If even sham acupuncture is as good as or better than standard care, then what is the harm? The answer lies in the adverse effect case studies. These studies were grouped into three categories: Infection (38 cases), trauma (42 cases) and other adverse effects (13 cases). Many of these adverse side effects are not intrinsic to acupuncture, but rather result from malpractice of acupuncturists. The most frequently reported complications included pneumothorax, (penetration of the thorax) and bacterial and viral infections. Five patients died after their treatment.

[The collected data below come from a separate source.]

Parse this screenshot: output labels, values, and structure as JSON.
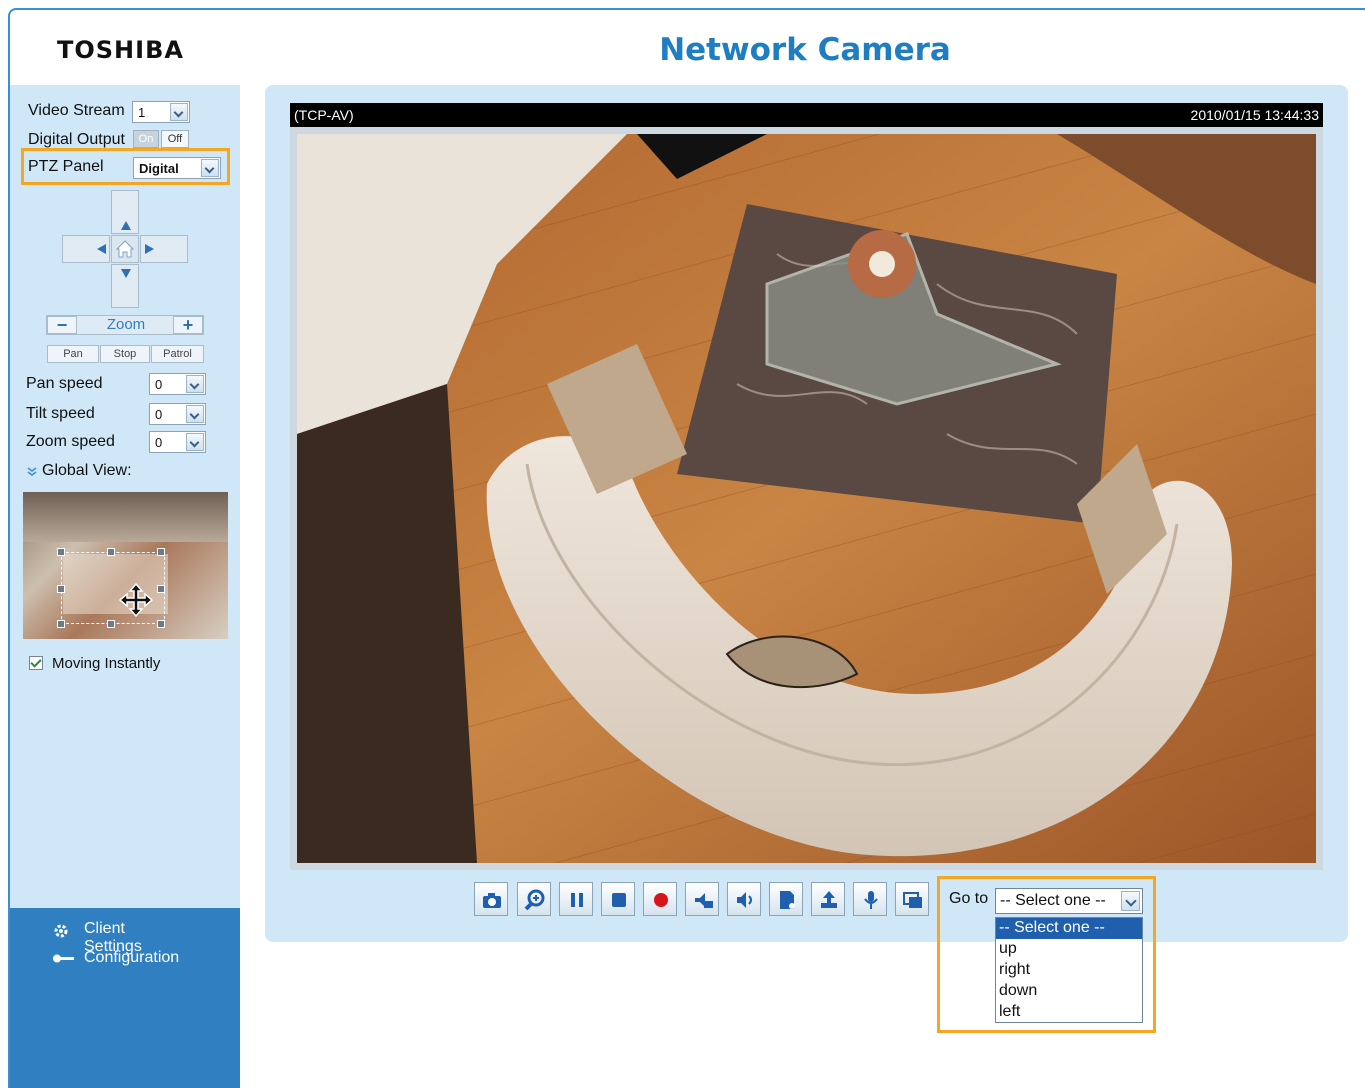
{
  "header": {
    "logo": "TOSHIBA",
    "title": "Network Camera"
  },
  "left": {
    "video_stream": {
      "label": "Video Stream",
      "value": "1"
    },
    "digital_output": {
      "label": "Digital Output",
      "on": "On",
      "off": "Off"
    },
    "ptz_panel": {
      "label": "PTZ Panel",
      "value": "Digital"
    },
    "zoom": {
      "minus": "−",
      "label": "Zoom",
      "plus": "+"
    },
    "buttons": {
      "pan": "Pan",
      "stop": "Stop",
      "patrol": "Patrol"
    },
    "pan_speed": {
      "label": "Pan speed",
      "value": "0"
    },
    "tilt_speed": {
      "label": "Tilt speed",
      "value": "0"
    },
    "zoom_speed": {
      "label": "Zoom speed",
      "value": "0"
    },
    "global_view": {
      "label": "Global View:"
    },
    "moving_instantly": {
      "label": "Moving Instantly",
      "checked": true
    }
  },
  "footer": {
    "client_settings": "Client Settings",
    "configuration": "Configuration"
  },
  "video": {
    "mode": "(TCP-AV)",
    "timestamp": "2010/01/15 13:44:33"
  },
  "toolbar": {
    "icons": [
      "camera-icon",
      "zoom-icon",
      "pause-icon",
      "stop-icon",
      "record-icon",
      "speaker-mute-icon",
      "volume-icon",
      "talk-icon",
      "upload-icon",
      "microphone-icon",
      "fullscreen-icon"
    ]
  },
  "goto": {
    "label": "Go to",
    "selected": "-- Select one --",
    "options": [
      "-- Select one --",
      "up",
      "right",
      "down",
      "left"
    ]
  },
  "colors": {
    "accent": "#1f7ec2",
    "panel": "#cfe7f7",
    "highlight": "#f5a623",
    "footer": "#2f7fc1"
  }
}
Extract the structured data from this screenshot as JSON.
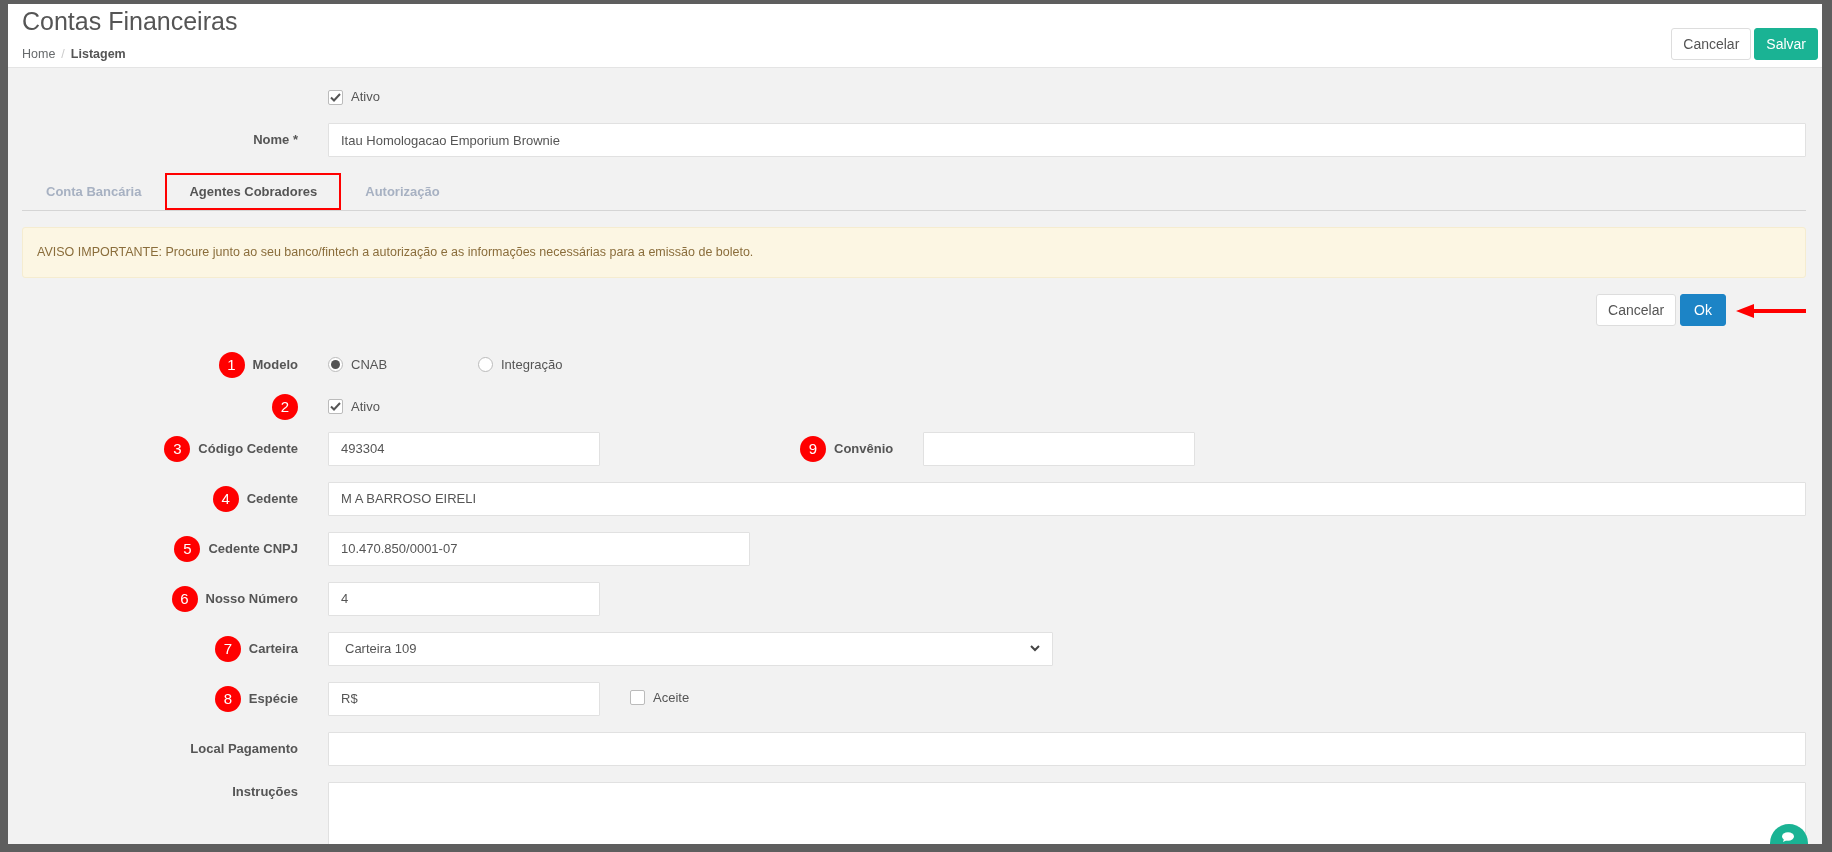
{
  "header": {
    "title": "Contas Financeiras",
    "breadcrumb": [
      {
        "label": "Home",
        "current": false
      },
      {
        "label": "Listagem",
        "current": true,
        "separator": "/"
      }
    ],
    "buttons": [
      {
        "label": "Cancelar",
        "kind": "default"
      },
      {
        "label": "Salvar",
        "kind": "success"
      }
    ]
  },
  "account": {
    "active": {
      "label": "Ativo",
      "checked": true
    },
    "name": {
      "label": "Nome *",
      "value": "Itau Homologacao Emporium Brownie"
    }
  },
  "tabs": [
    {
      "label": "Conta Bancária",
      "selected": false,
      "highlighted": false
    },
    {
      "label": "Agentes Cobradores",
      "selected": true,
      "highlighted": true
    },
    {
      "label": "Autorização",
      "selected": false,
      "highlighted": false
    }
  ],
  "alert": "AVISO IMPORTANTE: Procure junto ao seu banco/fintech a autorização e as informações necessárias para a emissão de boleto.",
  "panel_buttons": [
    {
      "label": "Cancelar",
      "kind": "default"
    },
    {
      "label": "Ok",
      "kind": "primary"
    }
  ],
  "fields": [
    {
      "kind": "radio",
      "marker": "1",
      "label": "Modelo",
      "options": [
        {
          "label": "CNAB",
          "selected": true
        },
        {
          "label": "Integração",
          "selected": false
        }
      ]
    },
    {
      "kind": "checkbox",
      "marker": "2",
      "label": "Ativo",
      "checked": true
    },
    {
      "kind": "text_pair",
      "marker": "3",
      "label": "Código Cedente",
      "value": "493304",
      "second": {
        "marker": "9",
        "label": "Convênio"
      }
    },
    {
      "kind": "text",
      "marker": "4",
      "label": "Cedente",
      "value": "M A BARROSO EIRELI"
    },
    {
      "kind": "medium_text",
      "marker": "5",
      "label": "Cedente CNPJ",
      "value": "10.470.850/0001-07"
    },
    {
      "kind": "short_text",
      "marker": "6",
      "label": "Nosso Número",
      "value": "4"
    },
    {
      "kind": "select",
      "marker": "7",
      "label": "Carteira",
      "value": "Carteira 109"
    },
    {
      "kind": "short_text_check",
      "marker": "8",
      "label": "Espécie",
      "value": "R$",
      "check": {
        "label": "Aceite",
        "checked": false
      }
    },
    {
      "kind": "text",
      "label": "Local Pagamento"
    },
    {
      "kind": "textarea",
      "label": "Instruções"
    }
  ]
}
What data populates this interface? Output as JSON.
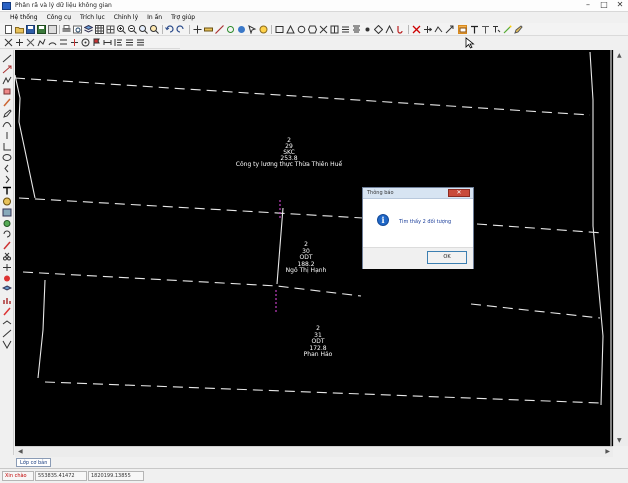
{
  "window": {
    "title": "Phân rã và lý dữ liệu không gian",
    "min": "–",
    "max": "□",
    "close": "✕"
  },
  "menu": [
    {
      "label": "Hệ thống"
    },
    {
      "label": "Công cụ"
    },
    {
      "label": "Trích lục"
    },
    {
      "label": "Chỉnh lý"
    },
    {
      "label": "In ấn"
    },
    {
      "label": "Trợ giúp"
    }
  ],
  "parcels": [
    {
      "sheet": "2",
      "number": "29",
      "use": "SKC",
      "area": "253.8",
      "owner": "Công ty lương thực Thừa Thiên Huế"
    },
    {
      "sheet": "2",
      "number": "30",
      "use": "ODT",
      "area": "188.2",
      "owner": "Ngô Thị Hạnh"
    },
    {
      "sheet": "2",
      "number": "31",
      "use": "ODT",
      "area": "172.8",
      "owner": "Phan Hảo"
    }
  ],
  "dialog": {
    "title": "Thông báo",
    "message": "Tìm thấy 2 đối tượng",
    "ok_label": "OK",
    "close": "✕",
    "icon": "info-icon"
  },
  "layer_tab": "Lớp cơ bản",
  "status": {
    "mode": "Xin chào",
    "x": "553835.41472",
    "y": "1820199.13855"
  }
}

In an accompanying commentary, Harriet Hall, MD, states her position forcefully: “Importantly, when a treatment is truly effective, studies tend to produce more convincing results as time passes and the weight of evidence accumulates. When a treatment is extensively studied for decades and the evidence continues to be inconsistent, it becomes more and more likely that the treatment is not truly effective. This appears to be the case for acupuncture. In fact, taken as a whole, the published (and scientifically rigorous) evidence leads to the conclusion that acupuncture is no more effective than placebo.”
The article is “Acupuncture: Does it alleviate pain and are there serious risks? A review of reviews” by E. Ernst, Myeong Soo Lee and Tae-Young Choi (DOI: 10.1016/j.pain.2010.11.004). The accompanying commentary is “Acupuncture’s claims punctured: Not proven effective for pain, not harmless” by Harriet Hall, MD (DOI: 10.1016/j.pain.2011.01.039). Both appear in PAIN®, Volume 152, Issue 4 (April 2011) published by Elsevier.